In the Parish of Wroxeter and Uppington the village of Wroxeter is the largest village in the area. Wroxeter has been built around the Roman remains of Viroconium Cornoviorum, a former Roman city. It has been proposed in the past that Uppington should have Conservation Area Status. However this has been ruled out by local residents, likely to be due to the local farmers who would strongly oppose.

==Businesses==
- Avenue Farm
Avenue Farm offers a 4 star Bed & Breakfast for passers-by and those wishing to stay in a truly rural setting in the heart of Shropshire.
- Grange Farm
Grange Farm have previously offered Bed & Breakfast yet have now ceased to offer them, this is likely to be due to competition from Avenue Farm.
- Raby Estate
Raby Estate is a private rural estate which has locally supplied a mix of hard and softwoods which are sustainably grown and FSC certified. These are produced locally for Raby Sawmill.
- Raby Sawmill
Raby Sawmill works in association with Raby Estate. Raby sawmill was opened to the public 30 years ago to offer locals sustainably sourced wood to aid construction, building schemes and restoration projects to restore old timber framed housing. The saw mill is completely open to the public at certain hours as is the Raby Estate.

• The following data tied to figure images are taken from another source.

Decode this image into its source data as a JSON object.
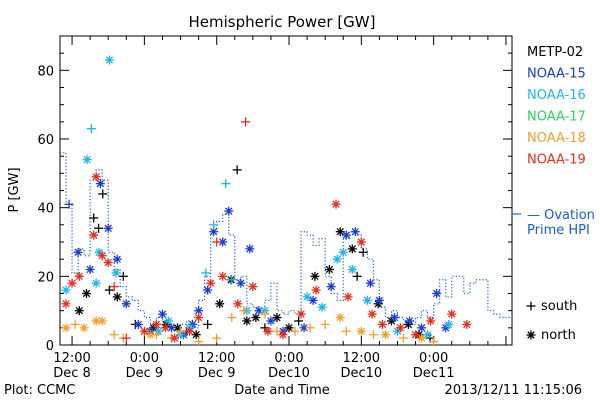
{
  "chart_data": {
    "type": "scatter",
    "title": "Hemispheric Power [GW]",
    "ylabel": "P [GW]",
    "xlabel": "Date and Time",
    "ylim": [
      0,
      90
    ],
    "xlim_hours": [
      10,
      85
    ],
    "yticks": [
      0,
      20,
      40,
      60,
      80
    ],
    "xticks": [
      {
        "x": 12,
        "top": "12:00",
        "bottom": "Dec 8"
      },
      {
        "x": 24,
        "top": "0:00",
        "bottom": "Dec 9"
      },
      {
        "x": 36,
        "top": "12:00",
        "bottom": "Dec 9"
      },
      {
        "x": 48,
        "top": "0:00",
        "bottom": "Dec10"
      },
      {
        "x": 60,
        "top": "12:00",
        "bottom": "Dec10"
      },
      {
        "x": 72,
        "top": "0:00",
        "bottom": "Dec11"
      }
    ],
    "legend": [
      {
        "name": "METP-02",
        "color": "#000000"
      },
      {
        "name": "NOAA-15",
        "color": "#1a3ccc"
      },
      {
        "name": "NOAA-16",
        "color": "#22b4e8"
      },
      {
        "name": "NOAA-17",
        "color": "#33cc66"
      },
      {
        "name": "NOAA-18",
        "color": "#f0a030"
      },
      {
        "name": "NOAA-19",
        "color": "#e03020"
      }
    ],
    "ovation_label": [
      "— Ovation",
      "Prime HPI"
    ],
    "ovation_color": "#1a5ccc",
    "marker_legend": [
      {
        "symbol": "+",
        "label": "south"
      },
      {
        "symbol": "*",
        "label": "north"
      }
    ],
    "ovation_hpi": [
      [
        10,
        56
      ],
      [
        11,
        41
      ],
      [
        12,
        21
      ],
      [
        13,
        28
      ],
      [
        14,
        26
      ],
      [
        15,
        48
      ],
      [
        16,
        51
      ],
      [
        17,
        48
      ],
      [
        18,
        27
      ],
      [
        19,
        22
      ],
      [
        20,
        17
      ],
      [
        21,
        14
      ],
      [
        22,
        13
      ],
      [
        23,
        10
      ],
      [
        24,
        8
      ],
      [
        25,
        6
      ],
      [
        26,
        8
      ],
      [
        27,
        7
      ],
      [
        28,
        6
      ],
      [
        29,
        4
      ],
      [
        30,
        6
      ],
      [
        31,
        7
      ],
      [
        32,
        5
      ],
      [
        33,
        13
      ],
      [
        34,
        20
      ],
      [
        35,
        33
      ],
      [
        36,
        36
      ],
      [
        37,
        38
      ],
      [
        38,
        32
      ],
      [
        39,
        19
      ],
      [
        40,
        20
      ],
      [
        41,
        12
      ],
      [
        42,
        11
      ],
      [
        43,
        10
      ],
      [
        44,
        13
      ],
      [
        45,
        18
      ],
      [
        46,
        10
      ],
      [
        47,
        9
      ],
      [
        48,
        10
      ],
      [
        49,
        9
      ],
      [
        50,
        33
      ],
      [
        51,
        32
      ],
      [
        52,
        29
      ],
      [
        53,
        31
      ],
      [
        54,
        20
      ],
      [
        55,
        15
      ],
      [
        56,
        13
      ],
      [
        57,
        31
      ],
      [
        58,
        33
      ],
      [
        59,
        32
      ],
      [
        60,
        28
      ],
      [
        61,
        25
      ],
      [
        62,
        19
      ],
      [
        63,
        11
      ],
      [
        64,
        8
      ],
      [
        65,
        10
      ],
      [
        66,
        8
      ],
      [
        67,
        7
      ],
      [
        68,
        6
      ],
      [
        69,
        8
      ],
      [
        70,
        10
      ],
      [
        71,
        8
      ],
      [
        72,
        12
      ],
      [
        73,
        19
      ],
      [
        74,
        14
      ],
      [
        75,
        20
      ],
      [
        76,
        20
      ],
      [
        77,
        15
      ],
      [
        78,
        18
      ],
      [
        79,
        19
      ],
      [
        80,
        19
      ],
      [
        81,
        10
      ],
      [
        82,
        9
      ],
      [
        83,
        8
      ],
      [
        85,
        8
      ]
    ],
    "series": [
      {
        "name": "METP-02",
        "color": "#000000",
        "points": [
          {
            "x": 13.2,
            "y": 10,
            "m": "*"
          },
          {
            "x": 14.4,
            "y": 15,
            "m": "*"
          },
          {
            "x": 15.6,
            "y": 37,
            "m": "+"
          },
          {
            "x": 16.4,
            "y": 34,
            "m": "+"
          },
          {
            "x": 17.1,
            "y": 44,
            "m": "+"
          },
          {
            "x": 18.2,
            "y": 16,
            "m": "+"
          },
          {
            "x": 19.5,
            "y": 14,
            "m": "*"
          },
          {
            "x": 20.5,
            "y": 20,
            "m": "+"
          },
          {
            "x": 22.5,
            "y": 6,
            "m": "+"
          },
          {
            "x": 25.5,
            "y": 5,
            "m": "*"
          },
          {
            "x": 27.6,
            "y": 6,
            "m": "*"
          },
          {
            "x": 29.5,
            "y": 5,
            "m": "*"
          },
          {
            "x": 31.0,
            "y": 4,
            "m": "+"
          },
          {
            "x": 32.6,
            "y": 3,
            "m": "*"
          },
          {
            "x": 34.5,
            "y": 6,
            "m": "+"
          },
          {
            "x": 36.5,
            "y": 12,
            "m": "*"
          },
          {
            "x": 38.4,
            "y": 19,
            "m": "*"
          },
          {
            "x": 39.4,
            "y": 51,
            "m": "+"
          },
          {
            "x": 41.0,
            "y": 7,
            "m": "*"
          },
          {
            "x": 42.5,
            "y": 8,
            "m": "*"
          },
          {
            "x": 44.0,
            "y": 5,
            "m": "+"
          },
          {
            "x": 46.0,
            "y": 8,
            "m": "*"
          },
          {
            "x": 48.0,
            "y": 5,
            "m": "*"
          },
          {
            "x": 49.6,
            "y": 7,
            "m": "+"
          },
          {
            "x": 52.3,
            "y": 20,
            "m": "*"
          },
          {
            "x": 54.7,
            "y": 22,
            "m": "*"
          },
          {
            "x": 56.5,
            "y": 33,
            "m": "*"
          },
          {
            "x": 58.5,
            "y": 28,
            "m": "*"
          },
          {
            "x": 60.3,
            "y": 27,
            "m": "+"
          },
          {
            "x": 59.3,
            "y": 20,
            "m": "+"
          },
          {
            "x": 62.8,
            "y": 12,
            "m": "*"
          },
          {
            "x": 65.0,
            "y": 7,
            "m": "*"
          },
          {
            "x": 67.8,
            "y": 6,
            "m": "*"
          },
          {
            "x": 69.6,
            "y": 3,
            "m": "*"
          },
          {
            "x": 71.4,
            "y": 2,
            "m": "+"
          }
        ]
      },
      {
        "name": "NOAA-15",
        "color": "#1a3ccc",
        "points": [
          {
            "x": 11.5,
            "y": 41,
            "m": "+"
          },
          {
            "x": 13.0,
            "y": 27,
            "m": "*"
          },
          {
            "x": 15.0,
            "y": 22,
            "m": "*"
          },
          {
            "x": 16.7,
            "y": 47,
            "m": "*"
          },
          {
            "x": 18.0,
            "y": 34,
            "m": "*"
          },
          {
            "x": 19.5,
            "y": 25,
            "m": "*"
          },
          {
            "x": 21.0,
            "y": 12,
            "m": "*"
          },
          {
            "x": 23.0,
            "y": 6,
            "m": "*"
          },
          {
            "x": 25.0,
            "y": 4,
            "m": "*"
          },
          {
            "x": 27.0,
            "y": 9,
            "m": "*"
          },
          {
            "x": 28.5,
            "y": 5,
            "m": "*"
          },
          {
            "x": 30.5,
            "y": 3,
            "m": "*"
          },
          {
            "x": 32.0,
            "y": 6,
            "m": "*"
          },
          {
            "x": 33.0,
            "y": 10,
            "m": "*"
          },
          {
            "x": 34.5,
            "y": 16,
            "m": "*"
          },
          {
            "x": 35.5,
            "y": 33,
            "m": "*"
          },
          {
            "x": 37.0,
            "y": 30,
            "m": "*"
          },
          {
            "x": 38.0,
            "y": 39,
            "m": "*"
          },
          {
            "x": 40.0,
            "y": 18,
            "m": "*"
          },
          {
            "x": 41.5,
            "y": 28,
            "m": "*"
          },
          {
            "x": 43.0,
            "y": 10,
            "m": "*"
          },
          {
            "x": 45.0,
            "y": 7,
            "m": "*"
          },
          {
            "x": 47.0,
            "y": 4,
            "m": "*"
          },
          {
            "x": 50.5,
            "y": 5,
            "m": "*"
          },
          {
            "x": 52.0,
            "y": 13,
            "m": "*"
          },
          {
            "x": 55.0,
            "y": 17,
            "m": "*"
          },
          {
            "x": 57.5,
            "y": 32,
            "m": "*"
          },
          {
            "x": 59.0,
            "y": 33,
            "m": "*"
          },
          {
            "x": 61.5,
            "y": 18,
            "m": "*"
          },
          {
            "x": 63.0,
            "y": 13,
            "m": "*"
          },
          {
            "x": 65.5,
            "y": 8,
            "m": "*"
          },
          {
            "x": 68.0,
            "y": 7,
            "m": "*"
          },
          {
            "x": 70.0,
            "y": 5,
            "m": "*"
          },
          {
            "x": 72.5,
            "y": 15,
            "m": "*"
          },
          {
            "x": 74.0,
            "y": 5,
            "m": "*"
          }
        ]
      },
      {
        "name": "NOAA-16",
        "color": "#22b4e8",
        "points": [
          {
            "x": 11.0,
            "y": 16,
            "m": "*"
          },
          {
            "x": 14.5,
            "y": 54,
            "m": "*"
          },
          {
            "x": 15.2,
            "y": 63,
            "m": "+"
          },
          {
            "x": 16.0,
            "y": 18,
            "m": "*"
          },
          {
            "x": 16.5,
            "y": 27,
            "m": "*"
          },
          {
            "x": 18.2,
            "y": 83,
            "m": "*"
          },
          {
            "x": 19.3,
            "y": 21,
            "m": "*"
          },
          {
            "x": 26.3,
            "y": 4,
            "m": "*"
          },
          {
            "x": 28.0,
            "y": 7,
            "m": "*"
          },
          {
            "x": 30.0,
            "y": 3,
            "m": "*"
          },
          {
            "x": 31.5,
            "y": 5,
            "m": "*"
          },
          {
            "x": 34.2,
            "y": 21,
            "m": "+"
          },
          {
            "x": 35.5,
            "y": 35,
            "m": "+"
          },
          {
            "x": 37.5,
            "y": 47,
            "m": "+"
          },
          {
            "x": 38.5,
            "y": 19,
            "m": "+"
          },
          {
            "x": 41.0,
            "y": 10,
            "m": "*"
          },
          {
            "x": 44.0,
            "y": 10,
            "m": "*"
          },
          {
            "x": 51.0,
            "y": 14,
            "m": "*"
          },
          {
            "x": 53.5,
            "y": 11,
            "m": "*"
          },
          {
            "x": 56.0,
            "y": 25,
            "m": "*"
          },
          {
            "x": 57.0,
            "y": 27,
            "m": "*"
          },
          {
            "x": 58.5,
            "y": 22,
            "m": "*"
          },
          {
            "x": 61.0,
            "y": 13,
            "m": "*"
          },
          {
            "x": 66.0,
            "y": 4,
            "m": "*"
          },
          {
            "x": 71.0,
            "y": 3,
            "m": "*"
          },
          {
            "x": 74.5,
            "y": 6,
            "m": "*"
          }
        ]
      },
      {
        "name": "NOAA-17",
        "color": "#33cc66",
        "points": []
      },
      {
        "name": "NOAA-18",
        "color": "#f0a030",
        "points": [
          {
            "x": 11.0,
            "y": 5,
            "m": "*"
          },
          {
            "x": 12.5,
            "y": 6,
            "m": "+"
          },
          {
            "x": 14.0,
            "y": 5,
            "m": "*"
          },
          {
            "x": 16.0,
            "y": 7,
            "m": "*"
          },
          {
            "x": 17.0,
            "y": 7,
            "m": "*"
          },
          {
            "x": 19.0,
            "y": 3,
            "m": "+"
          },
          {
            "x": 20.5,
            "y": 2,
            "m": "+"
          },
          {
            "x": 25.0,
            "y": 3,
            "m": "*"
          },
          {
            "x": 26.0,
            "y": 3,
            "m": "+"
          },
          {
            "x": 28.5,
            "y": 2,
            "m": "+"
          },
          {
            "x": 30.0,
            "y": 4,
            "m": "+"
          },
          {
            "x": 33.0,
            "y": 1,
            "m": "+"
          },
          {
            "x": 36.0,
            "y": 2,
            "m": "+"
          },
          {
            "x": 38.5,
            "y": 8,
            "m": "+"
          },
          {
            "x": 40.5,
            "y": 10,
            "m": "+"
          },
          {
            "x": 44.0,
            "y": 9,
            "m": "+"
          },
          {
            "x": 46.0,
            "y": 4,
            "m": "+"
          },
          {
            "x": 49.0,
            "y": 4,
            "m": "+"
          },
          {
            "x": 51.5,
            "y": 5,
            "m": "+"
          },
          {
            "x": 54.0,
            "y": 6,
            "m": "+"
          },
          {
            "x": 56.5,
            "y": 8,
            "m": "*"
          },
          {
            "x": 57.5,
            "y": 4,
            "m": "+"
          },
          {
            "x": 60.0,
            "y": 4,
            "m": "*"
          },
          {
            "x": 62.0,
            "y": 3,
            "m": "+"
          },
          {
            "x": 64.0,
            "y": 3,
            "m": "*"
          },
          {
            "x": 67.0,
            "y": 2,
            "m": "+"
          },
          {
            "x": 70.0,
            "y": 2,
            "m": "*"
          },
          {
            "x": 72.0,
            "y": 1,
            "m": "+"
          }
        ]
      },
      {
        "name": "NOAA-19",
        "color": "#e03020",
        "points": [
          {
            "x": 11.0,
            "y": 12,
            "m": "*"
          },
          {
            "x": 12.0,
            "y": 18,
            "m": "*"
          },
          {
            "x": 13.2,
            "y": 20,
            "m": "*"
          },
          {
            "x": 15.6,
            "y": 32,
            "m": "*"
          },
          {
            "x": 16.0,
            "y": 49,
            "m": "*"
          },
          {
            "x": 17.0,
            "y": 26,
            "m": "*"
          },
          {
            "x": 18.0,
            "y": 24,
            "m": "*"
          },
          {
            "x": 19.0,
            "y": 17,
            "m": "+"
          },
          {
            "x": 21.0,
            "y": 2,
            "m": "+"
          },
          {
            "x": 24.0,
            "y": 4,
            "m": "*"
          },
          {
            "x": 26.0,
            "y": 6,
            "m": "*"
          },
          {
            "x": 27.5,
            "y": 5,
            "m": "*"
          },
          {
            "x": 29.0,
            "y": 2,
            "m": "*"
          },
          {
            "x": 31.5,
            "y": 4,
            "m": "*"
          },
          {
            "x": 33.0,
            "y": 8,
            "m": "*"
          },
          {
            "x": 35.0,
            "y": 18,
            "m": "*"
          },
          {
            "x": 36.0,
            "y": 30,
            "m": "+"
          },
          {
            "x": 37.0,
            "y": 20,
            "m": "*"
          },
          {
            "x": 39.5,
            "y": 12,
            "m": "*"
          },
          {
            "x": 40.8,
            "y": 65,
            "m": "+"
          },
          {
            "x": 42.0,
            "y": 17,
            "m": "*"
          },
          {
            "x": 44.5,
            "y": 4,
            "m": "*"
          },
          {
            "x": 47.0,
            "y": 3,
            "m": "*"
          },
          {
            "x": 50.0,
            "y": 9,
            "m": "*"
          },
          {
            "x": 52.5,
            "y": 16,
            "m": "*"
          },
          {
            "x": 55.8,
            "y": 41,
            "m": "*"
          },
          {
            "x": 57.8,
            "y": 14,
            "m": "*"
          },
          {
            "x": 60.0,
            "y": 30,
            "m": "*"
          },
          {
            "x": 61.8,
            "y": 9,
            "m": "*"
          },
          {
            "x": 63.5,
            "y": 6,
            "m": "*"
          },
          {
            "x": 66.5,
            "y": 5,
            "m": "*"
          },
          {
            "x": 69.0,
            "y": 3,
            "m": "*"
          },
          {
            "x": 71.5,
            "y": 7,
            "m": "*"
          },
          {
            "x": 75.0,
            "y": 9,
            "m": "*"
          },
          {
            "x": 77.5,
            "y": 6,
            "m": "*"
          }
        ]
      }
    ]
  },
  "footer": {
    "left": "Plot: CCMC",
    "right": "2013/12/11 11:15:06"
  }
}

==Wroxeter & Uppington Cricket Club==
Wroxeter & Uppington Cricket Club was formed in 1906 by local members of the parish and the surrounding area. For the first 12 years of the club's existence it was based at Donnington village. The club moved to its present ground after the end of the First World War. The present pavilion used opened in 1971, around the time of completion of the club's changing facilities. The cricket club is located between the large Shropshire towns of Shrewsbury and Telford, situated in the Parish of Wroxeter and Uppington, North-West of Uppington. In 2001 the cricket club joined the new pyramid scheme and entered the Birmingham Cricket League where they were largely successful. However, in 2005 Wroxeter & Uppington returned to the Shropshire County Cricket League Division Two. The cricket team won the Shropshire cricket league knockout in 2009 and 2010. Following this in 2011 they won the Shropshire cricket league division one title. The current 2nd XI is now in the Shropshire County Cricket Premier Reserve Division One after their 4 league wins and promotions in the last 5 years. The Wroxeter & Uppington Cricket Club have merged with the Wroxeter Mercenaries.

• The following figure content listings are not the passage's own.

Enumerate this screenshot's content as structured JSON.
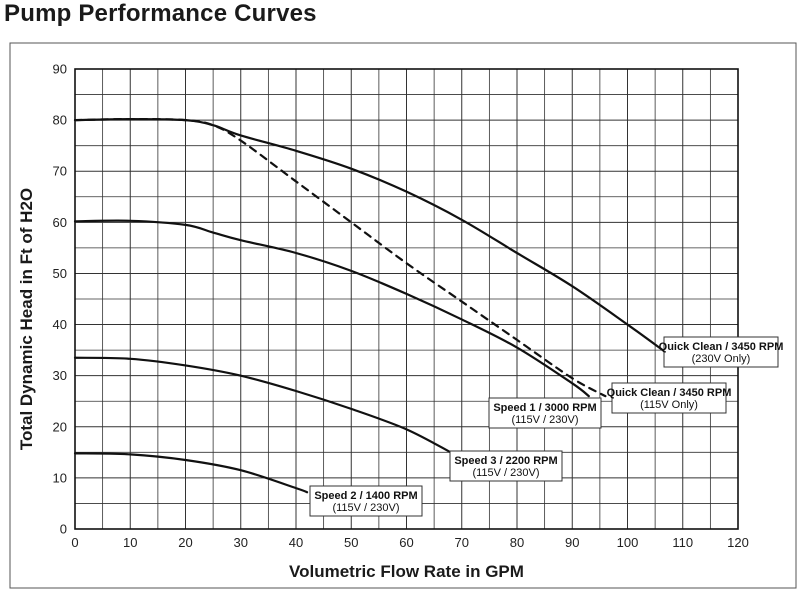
{
  "chart_data": {
    "type": "line",
    "title": "Pump Performance Curves",
    "xlabel": "Volumetric Flow Rate in GPM",
    "ylabel": "Total Dynamic Head in Ft of H2O",
    "xlim": [
      0,
      120
    ],
    "ylim": [
      0,
      90
    ],
    "xticks": [
      0,
      10,
      20,
      30,
      40,
      50,
      60,
      70,
      80,
      90,
      100,
      110,
      120
    ],
    "yticks": [
      0,
      10,
      20,
      30,
      40,
      50,
      60,
      70,
      80,
      90
    ],
    "grid": true,
    "series": [
      {
        "name": "Quick Clean / 3450 RPM",
        "note": "(230V Only)",
        "style": "solid",
        "x": [
          0,
          10,
          20,
          25,
          30,
          40,
          50,
          60,
          70,
          80,
          90,
          100,
          107
        ],
        "y": [
          80,
          80.2,
          80,
          79,
          77,
          74,
          70.5,
          66,
          60.5,
          54,
          47.5,
          40,
          34.5
        ]
      },
      {
        "name": "Quick Clean / 3450 RPM",
        "note": "(115V Only)",
        "style": "dashed",
        "x": [
          0,
          10,
          20,
          25,
          30,
          40,
          50,
          60,
          70,
          80,
          90,
          96
        ],
        "y": [
          80,
          80.2,
          80,
          79,
          76,
          68,
          60,
          52,
          44.5,
          37,
          29.5,
          26
        ]
      },
      {
        "name": "Speed 1 / 3000 RPM",
        "note": "(115V / 230V)",
        "style": "solid",
        "x": [
          0,
          10,
          20,
          25,
          30,
          40,
          50,
          60,
          70,
          80,
          90,
          93
        ],
        "y": [
          60.2,
          60.3,
          59.5,
          58,
          56.5,
          54,
          50.5,
          46,
          41,
          35.5,
          28.5,
          26
        ]
      },
      {
        "name": "Speed 3 / 2200 RPM",
        "note": "(115V / 230V)",
        "style": "solid",
        "x": [
          0,
          10,
          20,
          30,
          40,
          50,
          60,
          68
        ],
        "y": [
          33.5,
          33.3,
          32,
          30,
          27,
          23.5,
          19.5,
          15
        ]
      },
      {
        "name": "Speed 2 / 1400 RPM",
        "note": "(115V / 230V)",
        "style": "solid",
        "x": [
          0,
          10,
          20,
          30,
          40,
          42
        ],
        "y": [
          14.8,
          14.6,
          13.5,
          11.5,
          8,
          7.2
        ]
      }
    ]
  }
}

==Uppington Holy Trinity Church==
Uppington Holy Trinity Church was built around the Norman Period. The original architect was George Sidebotham. It was restored and partly rebuilt in 1885 by J.P. Pritchard of Darlington, all financed by the Fourth Duke of Cleveland. It has since been listed as a grade 2 building. The Patron of Uppington Holy Trinity is the Deanery of Wrockwardine Patronage Board. The current Reverend is Paul Cawthorne.

==Notable people==

- Richard Allestree (1619 at Uppington – 1681), Royalist churchman, author and sometime Provost of Eton College.
- Goronwy Owen (1723–1769), Welsh poet, concurrently curate at Uppington church and master at Donnington School 1748–53.
- Richard "Dick" Stratton (1923 at Uppington – 2007) was a RAF wartime flight engineer, a notable pioneer of aviation engineering and later an innovative influence in light aircraft and gliding practices. He was also a licensed (and sometimes controversial) CAA inspector,

==Transport==
Bus services coming into Uppington consist of the A21 bus leading to Harlescott in North Shrewsbury. The nearest railway station is located to the North-East in Wellington.